Do you enjoy having your skills endorsed by your LinkedIn connections?
I love it. First thing in the morning, I’m on LinkedIn. Finding an endorsement for allegedly being able to do anything makes my day.
Without regular endorsements, I would be forced to go into the manager’s office and stab myself in the neck with a letter opener as I handed her that week’s time sheet.
Not something anyone wants to see happen. But at least I’d still get paid. And I may even get sick leave for it.
So, yeah, I rely on endorsements, within reason. How else are you supposed to know you’re good at something if strangers and casual acquaintances don’t tell you so?
As un-stabby as an endorsement makes me feel, I now have second-thoughts about their value, professionally speaking.
Endorsements are inherently qualified. In my experience, the only people who endorse you are the ones that know you well enough to be overcome with pathos and charity. Endorsing should have been one of the beatitudes. Blessed are they that endorse on LinkedIn, for they who love to be endorsed are some sorry-ass motherfuckers.
So, maybe it’s your buddy endorsing you. Or maybe someone wants to be endorsed in return.
But what exactly are we endorsing?
Last week, I wanted to endorse my buddy so that they would endorse me in return so I wouldn’t have to stab my neck for the fifth time that week.
The way LinkedIn works, it asks you a question. So for my friend, it was “Does ___________ know about Newspapers?”
Well, I should fucking hope so. Newspapers have only been around for like more than two centuries. Who doesn’t know about newspapers? You’d have to have been freeze-dried in an avalanche 22,000 years ago in present day Switzerland to not know about a fucking newspaper. My 10th grade English teacher spent half a class period teaching us how to properly fold the New York Times for when reading on the subway. And they say public schools are going down the toilet.
LinkedIn sometimes asks loaded questions, like, “Does ___________ know about Proofreading?” Was their last email rubbish? Is this a rhetorical question to underscore someone’s inability to string together two coherent sentences?
See? There’s just no way to know.
Some questions are rather vague.

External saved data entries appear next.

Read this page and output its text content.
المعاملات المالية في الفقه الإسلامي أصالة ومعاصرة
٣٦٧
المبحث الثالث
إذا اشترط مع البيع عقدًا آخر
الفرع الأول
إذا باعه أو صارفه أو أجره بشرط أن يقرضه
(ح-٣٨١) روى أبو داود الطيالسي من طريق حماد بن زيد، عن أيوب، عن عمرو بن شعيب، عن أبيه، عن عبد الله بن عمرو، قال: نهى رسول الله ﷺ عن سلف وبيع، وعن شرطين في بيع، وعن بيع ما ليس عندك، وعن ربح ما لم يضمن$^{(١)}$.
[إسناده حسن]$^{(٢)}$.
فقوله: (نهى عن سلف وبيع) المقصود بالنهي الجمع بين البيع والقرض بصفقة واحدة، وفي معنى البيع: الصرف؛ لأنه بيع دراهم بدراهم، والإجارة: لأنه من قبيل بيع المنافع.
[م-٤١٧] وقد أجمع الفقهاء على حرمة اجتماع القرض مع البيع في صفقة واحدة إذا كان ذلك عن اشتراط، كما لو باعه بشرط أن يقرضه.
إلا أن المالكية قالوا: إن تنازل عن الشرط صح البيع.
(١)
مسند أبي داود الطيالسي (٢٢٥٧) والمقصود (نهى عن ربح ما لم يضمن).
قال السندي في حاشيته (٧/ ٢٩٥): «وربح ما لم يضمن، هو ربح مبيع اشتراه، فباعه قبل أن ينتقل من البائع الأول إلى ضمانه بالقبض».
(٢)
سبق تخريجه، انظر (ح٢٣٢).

I really don’t know how to answer “Does ___________ know about Swedish?” Swedish what? Meatballs? Same goes for “Does ___________ know about Wireless?” for which I selected ‘yes’ because I happened to know what kind of bra this person wears.
There was a serious typo in one question: Does ___________ know about CRM? Uh, I have a question. Does LinkedIn know about Spellcheck? The word you’re looking for is C-R-I-M-E, dumbass.
The point is you have to be wary of LinkedIn endorsements. Sometimes, payforward is a bitch.